How would you characterise today’s private market trends and more specifically for the credit market in terms of pricing and leverage?
The private credit market is quite healthy. We have seen capital inflows double since the 2008 crisis and ample liquidity, with inflows in North America nearly twice those in Europe.
In such an active market, investors might find it difficult now to access the best managers. At the start of the credit crisis, investors easily enjoyed 10% net IRR even with 3rd quartile performers. In recent years, return dispersion has in some cases resulted in bad news for investors. Prudence is highly recommended in future manager selections.
The private credit market is boiling and is clearly in transformation. An interesting phenomenon is the increase in velocity, where the historical four to five-year deal duration is now closer to two years, and we now have distributions in the first fund year compared with the second or third year seen in the past.
Given these market conditions, investors should pay close attention to the increasing pressure on borrowers’ ability to pay, and debt leverage embellished by a never-ending bull market.

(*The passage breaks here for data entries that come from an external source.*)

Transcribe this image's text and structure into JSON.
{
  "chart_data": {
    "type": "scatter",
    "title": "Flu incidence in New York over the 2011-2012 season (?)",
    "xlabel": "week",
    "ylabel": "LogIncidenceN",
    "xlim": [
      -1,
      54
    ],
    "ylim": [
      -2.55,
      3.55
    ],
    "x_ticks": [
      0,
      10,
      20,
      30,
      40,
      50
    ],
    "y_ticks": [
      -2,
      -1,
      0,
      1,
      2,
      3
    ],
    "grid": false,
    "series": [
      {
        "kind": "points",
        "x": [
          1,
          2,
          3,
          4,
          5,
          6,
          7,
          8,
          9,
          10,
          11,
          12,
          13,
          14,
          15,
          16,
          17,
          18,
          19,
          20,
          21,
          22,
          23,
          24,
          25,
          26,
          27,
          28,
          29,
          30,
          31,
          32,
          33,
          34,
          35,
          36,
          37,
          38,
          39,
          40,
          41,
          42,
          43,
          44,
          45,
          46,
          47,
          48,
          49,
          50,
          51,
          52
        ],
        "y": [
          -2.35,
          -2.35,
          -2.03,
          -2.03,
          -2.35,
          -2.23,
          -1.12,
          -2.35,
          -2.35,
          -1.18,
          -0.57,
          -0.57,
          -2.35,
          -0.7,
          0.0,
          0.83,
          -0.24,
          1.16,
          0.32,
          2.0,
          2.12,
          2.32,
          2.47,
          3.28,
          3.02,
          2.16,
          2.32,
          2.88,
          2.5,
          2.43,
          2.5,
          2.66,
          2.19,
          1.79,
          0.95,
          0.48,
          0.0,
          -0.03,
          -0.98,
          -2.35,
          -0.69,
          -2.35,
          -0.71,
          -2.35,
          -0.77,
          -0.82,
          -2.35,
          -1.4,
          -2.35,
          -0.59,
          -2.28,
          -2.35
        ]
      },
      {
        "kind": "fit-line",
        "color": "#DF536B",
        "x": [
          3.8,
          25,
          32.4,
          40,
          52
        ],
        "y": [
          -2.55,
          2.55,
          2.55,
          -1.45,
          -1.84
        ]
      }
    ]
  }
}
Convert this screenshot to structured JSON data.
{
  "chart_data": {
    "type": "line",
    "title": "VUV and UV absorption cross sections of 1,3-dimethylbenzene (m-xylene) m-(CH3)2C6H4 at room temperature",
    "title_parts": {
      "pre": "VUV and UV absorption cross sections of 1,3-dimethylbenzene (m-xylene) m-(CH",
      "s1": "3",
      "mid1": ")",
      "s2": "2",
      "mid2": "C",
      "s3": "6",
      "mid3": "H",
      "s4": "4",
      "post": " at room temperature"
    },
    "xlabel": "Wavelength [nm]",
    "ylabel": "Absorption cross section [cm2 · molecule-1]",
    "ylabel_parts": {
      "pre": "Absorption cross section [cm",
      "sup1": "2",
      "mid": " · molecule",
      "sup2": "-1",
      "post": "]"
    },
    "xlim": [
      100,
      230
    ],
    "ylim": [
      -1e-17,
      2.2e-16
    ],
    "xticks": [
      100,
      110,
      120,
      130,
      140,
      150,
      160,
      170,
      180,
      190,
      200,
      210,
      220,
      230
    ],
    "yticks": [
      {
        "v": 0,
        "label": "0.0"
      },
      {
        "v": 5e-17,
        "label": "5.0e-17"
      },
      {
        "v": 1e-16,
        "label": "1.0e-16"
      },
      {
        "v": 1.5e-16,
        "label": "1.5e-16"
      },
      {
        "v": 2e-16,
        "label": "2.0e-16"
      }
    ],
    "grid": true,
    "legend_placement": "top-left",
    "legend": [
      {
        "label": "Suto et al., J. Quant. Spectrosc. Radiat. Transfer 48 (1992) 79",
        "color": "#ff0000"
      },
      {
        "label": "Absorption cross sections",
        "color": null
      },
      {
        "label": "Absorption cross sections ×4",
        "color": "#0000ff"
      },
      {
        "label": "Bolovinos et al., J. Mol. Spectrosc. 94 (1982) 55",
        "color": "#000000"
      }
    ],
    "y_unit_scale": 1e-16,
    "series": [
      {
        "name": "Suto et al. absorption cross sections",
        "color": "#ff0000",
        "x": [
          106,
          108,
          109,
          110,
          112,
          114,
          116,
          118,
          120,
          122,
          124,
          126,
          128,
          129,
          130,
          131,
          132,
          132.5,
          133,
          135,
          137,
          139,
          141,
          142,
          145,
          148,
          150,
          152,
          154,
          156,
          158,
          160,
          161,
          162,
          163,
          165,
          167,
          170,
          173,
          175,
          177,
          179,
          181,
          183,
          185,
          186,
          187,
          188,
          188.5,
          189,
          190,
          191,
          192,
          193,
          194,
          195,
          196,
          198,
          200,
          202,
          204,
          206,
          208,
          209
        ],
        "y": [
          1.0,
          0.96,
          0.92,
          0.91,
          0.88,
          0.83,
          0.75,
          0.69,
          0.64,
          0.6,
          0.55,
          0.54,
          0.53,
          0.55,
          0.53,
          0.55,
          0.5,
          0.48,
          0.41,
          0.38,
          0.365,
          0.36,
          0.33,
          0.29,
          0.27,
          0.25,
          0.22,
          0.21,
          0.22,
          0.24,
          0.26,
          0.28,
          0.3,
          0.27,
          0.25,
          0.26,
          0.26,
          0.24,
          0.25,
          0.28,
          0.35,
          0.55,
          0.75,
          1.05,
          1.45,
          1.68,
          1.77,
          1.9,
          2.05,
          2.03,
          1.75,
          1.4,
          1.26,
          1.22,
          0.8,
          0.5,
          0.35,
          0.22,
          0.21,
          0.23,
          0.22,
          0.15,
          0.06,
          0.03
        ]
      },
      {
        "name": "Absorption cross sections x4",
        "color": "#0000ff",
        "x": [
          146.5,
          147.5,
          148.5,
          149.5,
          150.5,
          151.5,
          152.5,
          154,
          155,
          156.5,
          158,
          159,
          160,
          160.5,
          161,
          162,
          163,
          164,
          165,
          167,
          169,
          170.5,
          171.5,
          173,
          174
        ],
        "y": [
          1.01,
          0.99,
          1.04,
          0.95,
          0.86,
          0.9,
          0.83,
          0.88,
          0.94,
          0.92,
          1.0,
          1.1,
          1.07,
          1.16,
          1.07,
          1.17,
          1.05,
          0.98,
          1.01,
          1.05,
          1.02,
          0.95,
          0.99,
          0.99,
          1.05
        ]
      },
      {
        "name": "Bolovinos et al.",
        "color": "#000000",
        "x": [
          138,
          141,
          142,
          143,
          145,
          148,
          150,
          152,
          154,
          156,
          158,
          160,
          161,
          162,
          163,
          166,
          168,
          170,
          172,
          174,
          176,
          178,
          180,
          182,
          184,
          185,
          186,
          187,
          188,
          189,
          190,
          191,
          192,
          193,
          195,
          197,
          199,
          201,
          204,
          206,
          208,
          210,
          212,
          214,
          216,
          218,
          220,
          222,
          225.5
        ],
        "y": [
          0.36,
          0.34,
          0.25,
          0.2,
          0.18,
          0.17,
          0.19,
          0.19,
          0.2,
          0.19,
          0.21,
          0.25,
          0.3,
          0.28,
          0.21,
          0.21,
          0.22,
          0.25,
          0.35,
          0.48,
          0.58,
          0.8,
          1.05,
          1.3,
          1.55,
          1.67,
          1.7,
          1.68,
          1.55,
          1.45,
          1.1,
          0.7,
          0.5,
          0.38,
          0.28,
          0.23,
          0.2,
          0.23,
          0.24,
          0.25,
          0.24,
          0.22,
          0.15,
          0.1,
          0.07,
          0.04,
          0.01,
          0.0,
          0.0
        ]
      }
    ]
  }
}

Recent transactions might be a sign of ominous developments ahead.
How does that differ from the market prior to the 2007-2008 global financial crisis?
The private credit market is much more mature than it was prior to the global financial crisis and much more disciplined. The default rate has fallen quite significantly compared with pre-crisis levels. Before 2008, the rate was about 17 percent; today it is about 10 percent. That is a significant improvement bolstered by the popularity of senior loans. In terms of pricing of the assets underlying the debt, while we have seen a discernable increase, prices appear to have stabilised. They are in fact quite stable compared with several years ago, and compared with the buyouts sector.

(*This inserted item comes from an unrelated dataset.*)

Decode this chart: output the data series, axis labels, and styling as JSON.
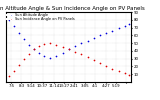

What are the main attributes of private credit allocation in a total private market portfolio? How might pricing and leverage impact results?
A private credit portfolio is less volatile than many other asset classes and offers better downside protection. However, investors need to pay close attention to the pricing of the underlying assets as well as the level of debt. When investors focus on reasonable leverage and assets, they should expect added value on their private credit investment. Also, we have seen great disparity in terms of results between industries and also within same industry. For example, in recent years, the Internet and insurance industries have delivered good results with minimum effort, while the energy and automobile segments have struggled with a variety of difficulties.
Where do you see challenges for LPs and how might they be mitigated?
In terms of industries, investors should be cautious of the industrial and energy sectors, where there is greater volatility and downside risk. It is interesting to note that in terms of financing structure – senior debt to EBITDA and junior debt to EBITDA – most industries are at the same level or higher than they were prior to the credit crisis.
In addition, currency risk in private credit has to be taken into consideration. When looking at results in US dollars, one needs to be cautious and keep in mind that over the last four or five years the dollar has appreciated quite a bit compared with other major currencies, such as the euro.
Finally, with the growing disparity in results of private credit funds, investors must become better skilled at selecting the right managers to more effectively achieve their investment goals.
Can you discuss where you see notable opportunities today in private credit? Do you expect any notable changes in 2019?
The US market, which offers very strong downside protection compared with many other regions, and very good performance, continues to provide significant private credit opportunities. As mentioned, investors need to remain cautious given the degree to which the US dollar has strengthened over the last four to five years. In addition, they should be mindful of the level of senior debt, which has reached pre-credit crisis levels. That is not the case with junior debt, which still has some capacity.
The computer technology, financial, infrastructure/social and healthcare sectors have performed quite well in the private credit market and we hope that will continue. Overall, if investors are disciplined and diversified in their approach and focused on reasonable multiple assets, they should expect superior returns in the private credit market.
Under the spotlight:
Vincent is responsible for CEPRES North America client delivery. He has over 20 years of experience in the asset management industry, assisting pension funds, foundations and other institutional investors. He is a CFA charter holder, MBA graduate and retired Fellow of the Canadian Institute of Actuaries.